Putu Agus Pransuamitra, CNBC Indonesia
06 October 2020 12:43
Warga melintas di depan toko penukaran uang di Kawasan Blok M, Jakarta, Jumat (20/7). di tempat penukaran uang ini dollar ditransaksikan di Rp 14.550. Rupiah melemah 0,31% dibandingkan penutupan perdagangan kemarin. Nilai tukar rupiah terhadap dolar Amerika Serikat (AS) semakin melemah. (CNBC Indonesia/Muhammad Sabki)
Foto: CNBC Indonesia/Muhammad Sabki

Jakarta, CNBC Indonesia - Nilai tukar rupiah garang melawan dolar Amerika Serikat (AS) di awal perdagangan hari ini, Selasa (6/9/2020). Tetapi, semakin siang penguatan rupiah semakin menipis, bahkan berisiko kembali melemah.

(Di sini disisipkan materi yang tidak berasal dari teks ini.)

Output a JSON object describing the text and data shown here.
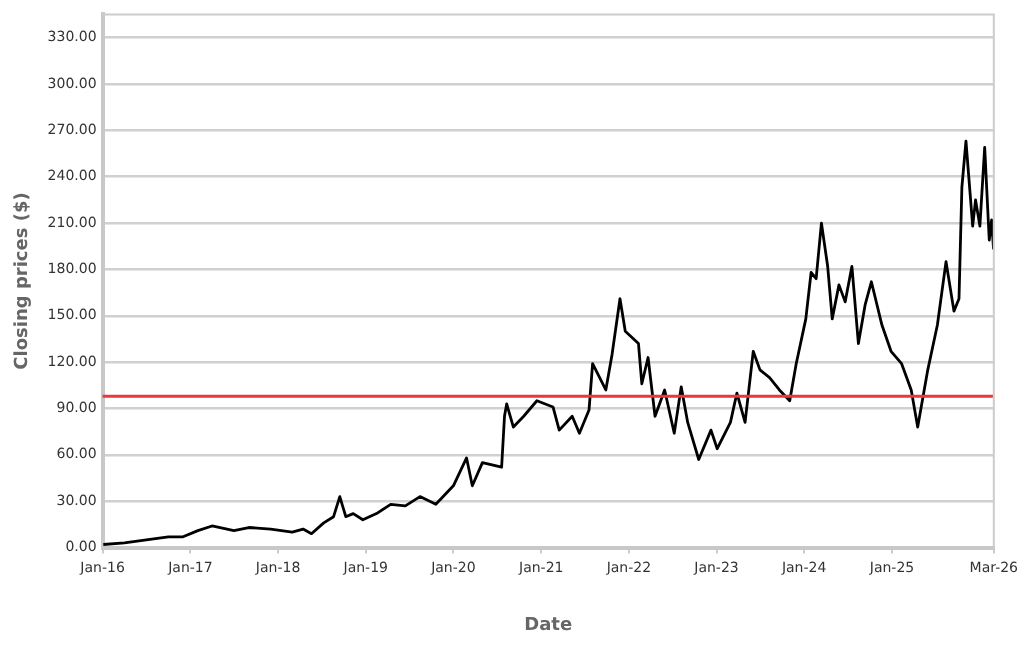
{
  "chart_data": {
    "type": "line",
    "xlabel": "Date",
    "ylabel": "Closing prices ($)",
    "x": [
      "2016-01-04",
      "2016-04-01",
      "2016-07-01",
      "2016-10-01",
      "2016-12-01",
      "2017-02-01",
      "2017-04-01",
      "2017-07-01",
      "2017-09-01",
      "2017-12-01",
      "2018-03-01",
      "2018-04-15",
      "2018-05-20",
      "2018-07-10",
      "2018-08-20",
      "2018-09-15",
      "2018-10-10",
      "2018-11-10",
      "2018-12-20",
      "2019-02-15",
      "2019-04-15",
      "2019-06-15",
      "2019-08-15",
      "2019-10-20",
      "2020-01-01",
      "2020-02-25",
      "2020-03-20",
      "2020-05-01",
      "2020-07-20",
      "2020-08-01",
      "2020-08-10",
      "2020-09-07",
      "2020-10-20",
      "2020-12-14",
      "2021-02-19",
      "2021-03-17",
      "2021-05-10",
      "2021-06-09",
      "2021-07-19",
      "2021-08-03",
      "2021-09-27",
      "2021-10-23",
      "2021-11-25",
      "2021-12-17",
      "2022-02-10",
      "2022-02-24",
      "2022-03-22",
      "2022-04-20",
      "2022-05-30",
      "2022-07-09",
      "2022-08-07",
      "2022-09-03",
      "2022-10-19",
      "2022-12-09",
      "2023-01-04",
      "2023-02-28",
      "2023-03-27",
      "2023-04-30",
      "2023-06-03",
      "2023-07-01",
      "2023-08-10",
      "2023-09-20",
      "2023-11-02",
      "2023-11-29",
      "2024-01-08",
      "2024-01-30",
      "2024-02-20",
      "2024-03-13",
      "2024-04-08",
      "2024-04-27",
      "2024-05-25",
      "2024-06-20",
      "2024-07-18",
      "2024-08-14",
      "2024-09-11",
      "2024-10-07",
      "2024-11-20",
      "2024-12-28",
      "2025-02-10",
      "2025-03-22",
      "2025-04-18",
      "2025-05-30",
      "2025-07-09",
      "2025-08-14",
      "2025-09-16",
      "2025-10-07",
      "2025-10-19",
      "2025-11-05",
      "2025-12-03",
      "2025-12-15",
      "2026-01-02",
      "2026-01-22",
      "2026-02-10",
      "2026-02-20",
      "2026-02-28"
    ],
    "series": [
      {
        "color": "#000000",
        "values": [
          2,
          3,
          5,
          7,
          7,
          11,
          14,
          11,
          13,
          12,
          10,
          12,
          9,
          16,
          20,
          33,
          20,
          22,
          18,
          22,
          28,
          27,
          33,
          28,
          40,
          58,
          40,
          55,
          52,
          85,
          93,
          78,
          85,
          95,
          91,
          76,
          85,
          74,
          89,
          119,
          102,
          125,
          161,
          140,
          132,
          106,
          123,
          85,
          102,
          74,
          104,
          81,
          57,
          76,
          64,
          81,
          100,
          81,
          127,
          115,
          110,
          102,
          95,
          119,
          148,
          178,
          174,
          210,
          182,
          148,
          170,
          159,
          182,
          132,
          157,
          172,
          144,
          127,
          119,
          102,
          78,
          115,
          144,
          185,
          153,
          161,
          233,
          263,
          208,
          225,
          208,
          259,
          199,
          212,
          193
        ]
      }
    ],
    "xlim": [
      "2016-01-01",
      "2026-03-01"
    ],
    "xticks": [
      {
        "value": "2016-01-01",
        "label": "Jan-16"
      },
      {
        "value": "2017-01-01",
        "label": "Jan-17"
      },
      {
        "value": "2018-01-01",
        "label": "Jan-18"
      },
      {
        "value": "2019-01-01",
        "label": "Jan-19"
      },
      {
        "value": "2020-01-01",
        "label": "Jan-20"
      },
      {
        "value": "2021-01-01",
        "label": "Jan-21"
      },
      {
        "value": "2022-01-01",
        "label": "Jan-22"
      },
      {
        "value": "2023-01-01",
        "label": "Jan-23"
      },
      {
        "value": "2024-01-01",
        "label": "Jan-24"
      },
      {
        "value": "2025-01-01",
        "label": "Jan-25"
      },
      {
        "value": "2026-03-01",
        "label": "Mar-26"
      }
    ],
    "ylim": [
      0,
      345
    ],
    "yticks": [
      {
        "value": 0,
        "label": "0.00"
      },
      {
        "value": 30,
        "label": "30.00"
      },
      {
        "value": 60,
        "label": "60.00"
      },
      {
        "value": 90,
        "label": "90.00"
      },
      {
        "value": 120,
        "label": "120.00"
      },
      {
        "value": 150,
        "label": "150.00"
      },
      {
        "value": 180,
        "label": "180.00"
      },
      {
        "value": 210,
        "label": "210.00"
      },
      {
        "value": 240,
        "label": "240.00"
      },
      {
        "value": 270,
        "label": "270.00"
      },
      {
        "value": 300,
        "label": "300.00"
      },
      {
        "value": 330,
        "label": "330.00"
      }
    ],
    "ref_lines": [
      {
        "axis": "y",
        "value": 98,
        "color": "#e8393a"
      }
    ],
    "grid": "y",
    "legend": false,
    "marker": "none",
    "line_style": "solid"
  }
}
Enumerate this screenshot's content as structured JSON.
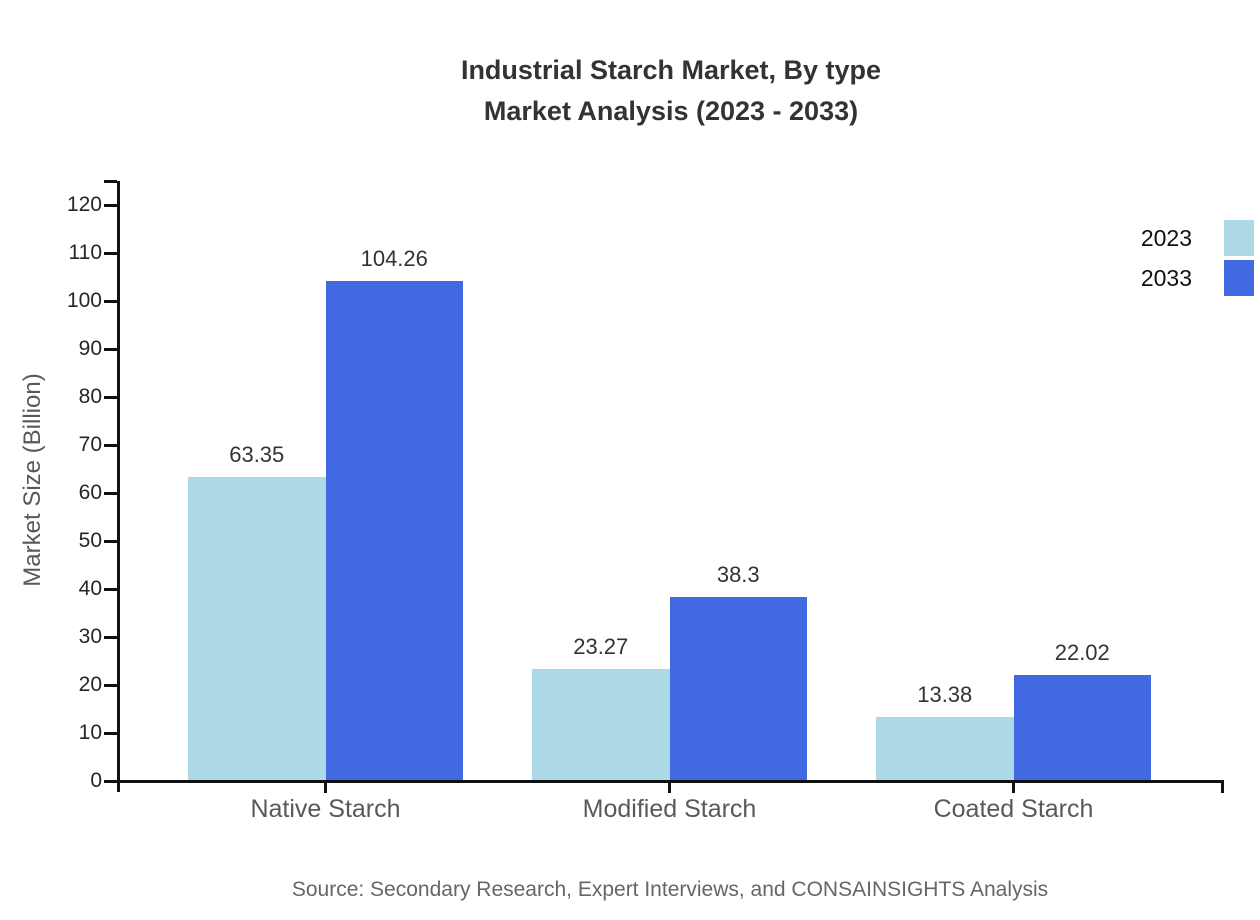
{
  "title": {
    "line1": "Industrial Starch Market, By type",
    "line2": "Market Analysis (2023 - 2033)"
  },
  "source": "Source: Secondary Research, Expert Interviews, and CONSAINSIGHTS Analysis",
  "chart_data": {
    "type": "bar",
    "title": "Industrial Starch Market, By type Market Analysis (2023 - 2033)",
    "categories": [
      "Native Starch",
      "Modified Starch",
      "Coated Starch"
    ],
    "series": [
      {
        "name": "2023",
        "color": "#ADD8E6",
        "values": [
          63.35,
          23.27,
          13.38
        ],
        "labels": [
          "63.35",
          "23.27",
          "13.38"
        ]
      },
      {
        "name": "2033",
        "color": "#4169E1",
        "values": [
          104.26,
          38.3,
          22.02
        ],
        "labels": [
          "104.26",
          "38.3",
          "22.02"
        ]
      }
    ],
    "xlabel": "",
    "ylabel": "Market Size (Billion)",
    "ylim": [
      0,
      120
    ],
    "ytick_step": 10,
    "grid": false,
    "legend_position": "top-right"
  },
  "colors": {
    "axis": "#111111",
    "title_text": "#333333",
    "tick_label": "#262626",
    "category_label": "#595959",
    "value_label": "#333333",
    "source_text": "#666666",
    "series_2023": "#ADD8E6",
    "series_2033": "#4169E1"
  }
}
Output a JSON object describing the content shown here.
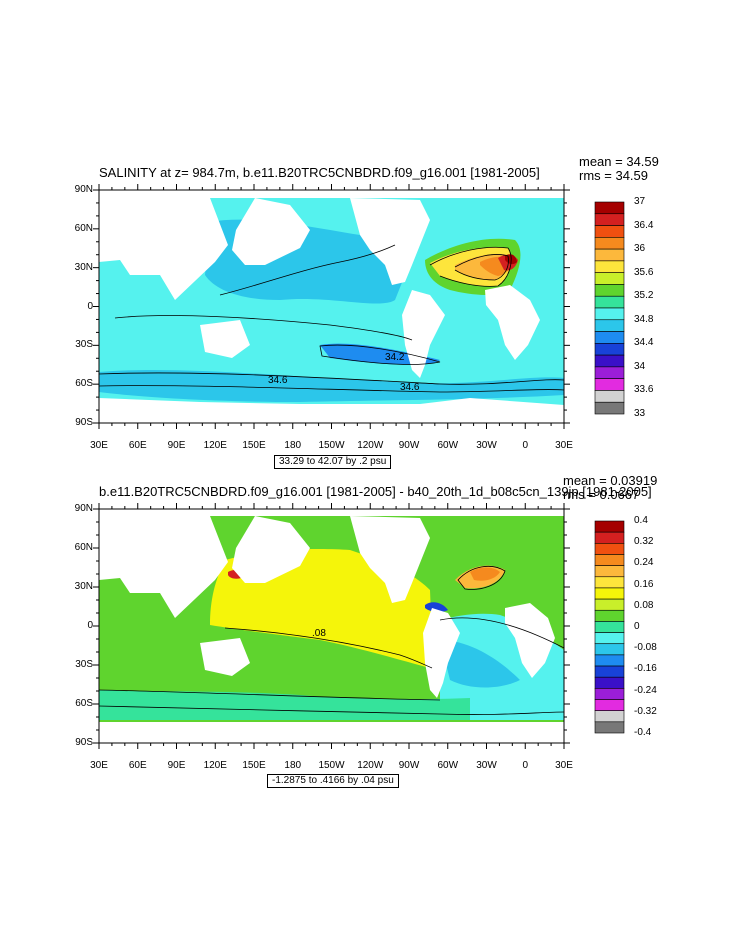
{
  "panels": [
    {
      "title": "SALINITY at z= 984.7m, b.e11.B20TRC5CNBDRD.f09_g16.001 [1981-2005]",
      "mean": "mean = 34.59",
      "rms": "rms = 34.59",
      "range_label": "33.29 to 42.07 by .2 psu",
      "colorbar_labels": [
        "37",
        "36.4",
        "36",
        "35.6",
        "35.2",
        "34.8",
        "34.4",
        "34",
        "33.6",
        "33"
      ],
      "contour_labels": [
        "34.2",
        "34.6",
        "34.6"
      ],
      "colors": [
        "#a50000",
        "#d42020",
        "#f05010",
        "#f58a1e",
        "#fcb83c",
        "#fde53c",
        "#c9ef2a",
        "#5fd42e",
        "#35e39b",
        "#55f2ee",
        "#2cc6ea",
        "#1e8cf0",
        "#1842d8",
        "#3a10c8",
        "#9b1ed8",
        "#e22be0",
        "#d2d2d2",
        "#787878"
      ]
    },
    {
      "title": "b.e11.B20TRC5CNBDRD.f09_g16.001 [1981-2005] - b40_20th_1d_b08c5cn_139jp [1981-2005]",
      "mean": "mean = 0.03919",
      "rms": "rms = 0.0667",
      "range_label": "-1.2875 to .4166 by .04 psu",
      "colorbar_labels": [
        "0.4",
        "0.32",
        "0.24",
        "0.16",
        "0.08",
        "0",
        "-0.08",
        "-0.16",
        "-0.24",
        "-0.32",
        "-0.4"
      ],
      "contour_labels": [
        ".08"
      ],
      "colors": [
        "#a50000",
        "#d42020",
        "#f05010",
        "#f58a1e",
        "#fcb83c",
        "#fde53c",
        "#f5f50a",
        "#c9ef2a",
        "#5fd42e",
        "#35e39b",
        "#55f2ee",
        "#2cc6ea",
        "#1e8cf0",
        "#1842d8",
        "#3a10c8",
        "#9b1ed8",
        "#e22be0",
        "#d2d2d2",
        "#787878"
      ]
    }
  ],
  "axes": {
    "lat_labels": [
      "90N",
      "60N",
      "30N",
      "0",
      "30S",
      "60S",
      "90S"
    ],
    "lon_labels": [
      "30E",
      "60E",
      "90E",
      "120E",
      "150E",
      "180",
      "150W",
      "120W",
      "90W",
      "60W",
      "30W",
      "0",
      "30E"
    ]
  }
}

Melansir data Refinitiv, rupiah melesat 1,28% di pembukaan perdagangan ke Rp 14.600/US$. Sayangnya, level tersebut menjadi yang terkuat bagi rupiah hari ini, penguatan terus terpangkas hingga tersisa 0,37% di Rp 14.735/US$ pada pukul 12:00 WIB.

Pemerintah dan Dewan Perwakilan Rakyat (DPR) yang mengesahkan Undang-Undang (UU) Cipta Kerja membuat rupiah perkasa.

Rapat Paripurna DPR RI Senin 5 Oktober 2020 mengesahkan Rancangan Undang-Undang (RUU) Cipta Kerja (Omnibus Law Ciptaker) menjadi Undang-undang resmi.

Pengesahan tersebut baru akan direspon pelaku pasar pada hari ini.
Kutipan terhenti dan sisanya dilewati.